Page 57 of Her Lawless Prince

“Let’s hope they don’t find out. Nyle is not a bad man, Roderic,” she whispered. “Please. Trust me.”

“I’m not the one you have to convince, but I am on your side.” Roderic put his hands on her shoulders and looked as if he wanted to hug her. “You love him, don’t you?”

A tear slipped down her cheek, and she nodded.

“Then keep faith that the gods know what they are doing,” he instructed. “I didn’t think Justina and I would ever find a way, but we did. We were written into two different stories, and somehow, we found our way to each other. The odds were impossible.”

She wished she had his kind of faith. “I’ve made a mess of everything. I don’t know how Nyle feels about me, and I have no right to ask him. I’m half mated. He deserves more than that, and the family is already humiliated by the idea of me taking multiple husbands. One half mate might be overlooked in time as a quirk, but not multiple. Multiple is a statement.”

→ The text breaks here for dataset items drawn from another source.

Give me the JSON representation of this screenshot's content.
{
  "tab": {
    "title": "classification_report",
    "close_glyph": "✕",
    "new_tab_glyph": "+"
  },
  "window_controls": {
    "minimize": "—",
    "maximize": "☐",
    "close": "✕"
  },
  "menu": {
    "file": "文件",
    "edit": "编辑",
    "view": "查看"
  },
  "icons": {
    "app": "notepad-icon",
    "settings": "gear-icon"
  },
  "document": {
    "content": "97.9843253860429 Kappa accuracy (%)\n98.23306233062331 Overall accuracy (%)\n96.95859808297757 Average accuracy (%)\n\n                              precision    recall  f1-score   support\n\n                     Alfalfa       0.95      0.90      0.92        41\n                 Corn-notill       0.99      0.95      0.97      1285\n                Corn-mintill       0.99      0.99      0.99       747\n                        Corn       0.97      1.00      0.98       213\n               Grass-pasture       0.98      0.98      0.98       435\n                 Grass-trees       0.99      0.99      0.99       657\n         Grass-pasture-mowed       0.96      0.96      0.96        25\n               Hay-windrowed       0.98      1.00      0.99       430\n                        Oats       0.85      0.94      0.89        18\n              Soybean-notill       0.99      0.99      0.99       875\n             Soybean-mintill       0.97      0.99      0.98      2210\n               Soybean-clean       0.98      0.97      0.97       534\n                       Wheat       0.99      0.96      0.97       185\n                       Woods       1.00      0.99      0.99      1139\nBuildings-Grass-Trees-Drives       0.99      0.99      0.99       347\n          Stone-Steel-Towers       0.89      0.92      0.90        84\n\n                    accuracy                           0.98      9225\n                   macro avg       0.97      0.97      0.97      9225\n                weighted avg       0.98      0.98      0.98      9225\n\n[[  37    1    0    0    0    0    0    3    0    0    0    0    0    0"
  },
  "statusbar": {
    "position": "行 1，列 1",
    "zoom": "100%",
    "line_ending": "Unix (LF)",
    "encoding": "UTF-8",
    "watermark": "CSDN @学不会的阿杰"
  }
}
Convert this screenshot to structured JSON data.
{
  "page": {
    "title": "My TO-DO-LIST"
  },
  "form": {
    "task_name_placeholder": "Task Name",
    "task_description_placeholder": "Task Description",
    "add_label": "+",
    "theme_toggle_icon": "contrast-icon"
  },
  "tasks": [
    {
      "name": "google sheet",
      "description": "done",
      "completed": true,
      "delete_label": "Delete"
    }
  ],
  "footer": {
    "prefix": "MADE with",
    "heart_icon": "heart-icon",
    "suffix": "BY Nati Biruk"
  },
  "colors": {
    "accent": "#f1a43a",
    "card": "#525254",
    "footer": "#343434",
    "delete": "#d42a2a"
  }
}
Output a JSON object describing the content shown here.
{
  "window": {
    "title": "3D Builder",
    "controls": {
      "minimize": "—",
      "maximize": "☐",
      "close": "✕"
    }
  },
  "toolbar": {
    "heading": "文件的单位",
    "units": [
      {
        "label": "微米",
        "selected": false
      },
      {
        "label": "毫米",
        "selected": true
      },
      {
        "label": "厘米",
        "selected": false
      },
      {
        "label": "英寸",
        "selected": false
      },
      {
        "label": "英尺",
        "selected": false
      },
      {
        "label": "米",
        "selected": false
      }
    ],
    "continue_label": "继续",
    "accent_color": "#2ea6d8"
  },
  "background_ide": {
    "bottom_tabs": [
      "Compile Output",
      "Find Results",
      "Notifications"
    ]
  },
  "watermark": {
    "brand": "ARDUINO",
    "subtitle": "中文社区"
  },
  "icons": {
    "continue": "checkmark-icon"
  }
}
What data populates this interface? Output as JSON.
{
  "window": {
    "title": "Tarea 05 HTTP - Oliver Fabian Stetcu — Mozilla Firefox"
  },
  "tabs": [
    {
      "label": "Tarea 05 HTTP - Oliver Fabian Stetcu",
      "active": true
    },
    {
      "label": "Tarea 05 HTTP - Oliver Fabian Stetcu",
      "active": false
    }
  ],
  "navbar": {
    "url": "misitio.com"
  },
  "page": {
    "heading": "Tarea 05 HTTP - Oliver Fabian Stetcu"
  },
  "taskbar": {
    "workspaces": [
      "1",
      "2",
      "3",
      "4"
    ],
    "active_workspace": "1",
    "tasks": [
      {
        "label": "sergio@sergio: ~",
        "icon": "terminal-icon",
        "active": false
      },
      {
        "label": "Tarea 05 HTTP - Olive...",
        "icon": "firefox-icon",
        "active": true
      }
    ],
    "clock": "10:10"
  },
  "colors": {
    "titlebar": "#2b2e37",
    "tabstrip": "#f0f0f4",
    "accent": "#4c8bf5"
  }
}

“Don’t lose hope.” This time he did hug her. “We never know what tomorrow will bring. Once we deal with the Federation then, who knows? If you are meant to be with him, then the gods will find a way to make it so.”

21

Nyle was convincedhe could feel the world moving beneath him, as the songs of the universes buzzed in his ears. When he opened his eyes, it was to flashes of light, colors that drifted like they were carried by the wind. When his eyes closed, it was to a swirl of dreams that made no logical sense and yet conveyed everything within them that mattered.

He saw the shine coming off the tall buildings of his youth. It flashed like a smile from a pretty woman. Faltering and brief.

He lingered in a memory of being in the laboratory, holding delicate instruments in his hands as he created the most beautiful machines. Yevgen had been born there. He’d seen his eyes open and light up for the first time and heard the monotone voice repeating test sequences before they gave him a personality.

And then there was Payton. The princess reigned over every moment, present even when she was not. She was a feeling more than an image, a part of himself he could not survive without. She had been his salvation all those nights in space, alone as he watched the scraps of transmissions from Yevgen for a glimpse of her. He remembered watching her stalk down an endless metal corridor, paws moving soundlessly over the grates, turning to feet and then back again.

The soft bed he now inhabited was much better than the hard cot he had been on. At least, from what little he could remember between doses of sleep. Payton’s brother really didn’t care for him. Ryland had kept him under chemical restraint for the entire flight, and Nyle was just now starting to come out of it.

He lingered in the twilight, not ready to leave the dream world where Payton existed just for him. But reality beckoned, as it always did, to ruin the perfection of fantasy.

The buzz in his ears softened. The world settled and stopped swaying.

Nyle stared between the two open curtains. The thick material hung around him as he lay on the large bed. Closed, they would cloak him in darkness.

A gentle light came from a domed window above. Small mirrors caught the reflection, sending it around the room in oval patterns that shimmered on the walls. The furniture looked like it had never been used, and the thick white cushions were too pretty to sit on. Two dark blue banners hung over a fireplace. The silhouette of a cat’s roaring head had been imprinted on one, and the figure of an upright cat with claws extended on the other.

He slowly rolled onto his stomach and crawled to the end of the bed. His fingers dug into the silky blankets. “Hello?”

No one answered.

He searched the suite and found it empty. Across the room, more curtains hung around a bathing tub. Small sculptures decorated several surfaces.

This was not a home. It was a waystation. It was a place wealthy people came for short periods but not to live.

Nyle frowned as he made his way to his unsteady feet. He crossed to a pair of tall double doors and pressed his hands against the carved cats in the wood. They refused to open. He then ran his hands over the walls, looking for hidden scanners.

“Open,” he ordered.

The doors did not obey. He was locked inside.

Looking up at the sky, he reasoned he was on Qurilixen. The green-tinted daylight gave it away, as did the fact that was where the ship had been heading.

Where was Payton?

He had a hard time believing she would let him be drugged and detained on the ship. But this room hardly seemed like a prison.

Nyle examined his body. He remembered being in the medical booth for his knees. Had it found something worse?

No, that didn’t make sense either. He’d just been checked by the unit not long before they lost gravity.

This room hardly seemed like a prison, but then why couldn’t he leave?

“Hello?” He called louder. “Computer? Is there a computer?”